私のやるべき事はこの男、ハビエル・フェルトゥザを倒す事だ。それだけに集中しろ。
こいつは危険過ぎる。今ここで叩いておかなければ、クインズベリー軍は甚大な被害を受ける事になる。
恐れるな・・・全てを出し尽くせ・・・この闘気があれば勝てるはずだ・・・自分を信じろ!

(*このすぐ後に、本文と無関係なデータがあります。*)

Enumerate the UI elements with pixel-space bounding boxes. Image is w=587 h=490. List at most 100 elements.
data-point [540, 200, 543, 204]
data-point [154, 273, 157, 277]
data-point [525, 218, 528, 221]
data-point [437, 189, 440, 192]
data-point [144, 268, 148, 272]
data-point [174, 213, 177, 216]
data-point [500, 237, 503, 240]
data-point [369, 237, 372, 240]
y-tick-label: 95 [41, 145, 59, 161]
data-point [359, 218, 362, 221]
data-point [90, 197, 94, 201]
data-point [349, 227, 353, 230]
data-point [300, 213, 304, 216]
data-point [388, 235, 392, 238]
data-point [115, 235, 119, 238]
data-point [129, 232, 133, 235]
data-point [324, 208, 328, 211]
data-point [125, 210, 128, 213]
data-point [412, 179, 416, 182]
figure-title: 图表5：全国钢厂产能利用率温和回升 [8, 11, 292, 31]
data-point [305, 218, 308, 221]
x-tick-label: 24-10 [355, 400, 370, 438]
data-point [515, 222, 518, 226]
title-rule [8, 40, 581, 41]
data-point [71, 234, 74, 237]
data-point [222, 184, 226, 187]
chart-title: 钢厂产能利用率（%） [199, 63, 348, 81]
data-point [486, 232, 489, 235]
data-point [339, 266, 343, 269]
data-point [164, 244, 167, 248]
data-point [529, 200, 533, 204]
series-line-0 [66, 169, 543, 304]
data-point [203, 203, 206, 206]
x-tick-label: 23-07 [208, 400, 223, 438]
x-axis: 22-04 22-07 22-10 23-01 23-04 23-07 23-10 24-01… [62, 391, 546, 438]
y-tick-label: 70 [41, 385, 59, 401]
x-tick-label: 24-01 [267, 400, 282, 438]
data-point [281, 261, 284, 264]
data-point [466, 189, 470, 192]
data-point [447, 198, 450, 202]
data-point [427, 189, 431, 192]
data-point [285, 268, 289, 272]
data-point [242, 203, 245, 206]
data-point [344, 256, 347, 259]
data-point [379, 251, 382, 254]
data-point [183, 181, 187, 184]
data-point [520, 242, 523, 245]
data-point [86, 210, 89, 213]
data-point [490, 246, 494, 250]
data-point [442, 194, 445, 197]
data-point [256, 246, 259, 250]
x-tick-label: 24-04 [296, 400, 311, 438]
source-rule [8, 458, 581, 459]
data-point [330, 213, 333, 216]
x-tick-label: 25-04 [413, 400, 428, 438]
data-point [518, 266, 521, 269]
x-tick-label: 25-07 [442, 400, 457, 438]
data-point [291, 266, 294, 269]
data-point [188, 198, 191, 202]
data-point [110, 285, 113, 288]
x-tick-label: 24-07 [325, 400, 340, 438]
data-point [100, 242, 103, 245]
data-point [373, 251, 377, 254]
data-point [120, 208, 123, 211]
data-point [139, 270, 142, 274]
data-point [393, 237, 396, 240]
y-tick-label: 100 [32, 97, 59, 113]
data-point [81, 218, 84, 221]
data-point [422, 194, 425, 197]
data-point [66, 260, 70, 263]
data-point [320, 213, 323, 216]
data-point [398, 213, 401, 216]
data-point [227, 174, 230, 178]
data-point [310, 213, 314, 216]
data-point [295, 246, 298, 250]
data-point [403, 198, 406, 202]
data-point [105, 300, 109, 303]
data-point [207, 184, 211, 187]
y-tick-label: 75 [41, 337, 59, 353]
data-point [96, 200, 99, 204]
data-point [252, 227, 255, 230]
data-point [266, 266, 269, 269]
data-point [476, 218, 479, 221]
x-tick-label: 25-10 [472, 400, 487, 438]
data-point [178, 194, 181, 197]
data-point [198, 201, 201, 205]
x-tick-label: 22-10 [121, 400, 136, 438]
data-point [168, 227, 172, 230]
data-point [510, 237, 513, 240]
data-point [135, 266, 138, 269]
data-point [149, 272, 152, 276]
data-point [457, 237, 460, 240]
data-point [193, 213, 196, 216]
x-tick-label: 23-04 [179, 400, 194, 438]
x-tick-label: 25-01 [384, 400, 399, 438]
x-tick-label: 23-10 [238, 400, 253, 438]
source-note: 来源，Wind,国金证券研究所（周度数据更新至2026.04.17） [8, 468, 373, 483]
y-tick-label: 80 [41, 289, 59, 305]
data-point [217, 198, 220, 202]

地面を蹴ったレイチェルは、己を光の弾に変えて体ごとハビエルにぶつかっていった。
全開にした闘気はレイチェルが駆け抜けた後の地面を抉り、高密度のエネルギーは突風を巻き起こす。
掛け値なし!全身全霊の特攻である!
「止められるものなら止めてみろォォォォォォォォーーーーーーーーーーーッツ!」
・・・この女、これほどの力を持っていたのか。
この光、初めて見るが凄まじい力だ。魔法とは違う、体力型ならではの技か?
いずれにしろこの赤毛の女の、決死の一撃には間違いない。
面白い、この俺の空量眼を受けてもなお立ち上がり、真正面から向かって来る。
それも俺を脅かす程の力を持ってだ。
確かに俺の風の鎧をもってしても、これほどの力を防ぎきる事は難しいだろう。
俺一人ならば躱す事はできなくはない。だが躱すという選択肢はありえない。
俺はこの赤毛の女の覚悟に、正面から受けて立つ。正面から叩き潰して完全なる勝利を得る。
止められるものなら止めてみろ?やってやろうじゃないか。
「潰れて死ねェェェェェーーーーーーーーッツ!」
ハビエルの黒い瞳がギラリと光る。
前方の空間がぐにゃりと歪み、その目に映る全てにとてつもない重圧が降りかかった。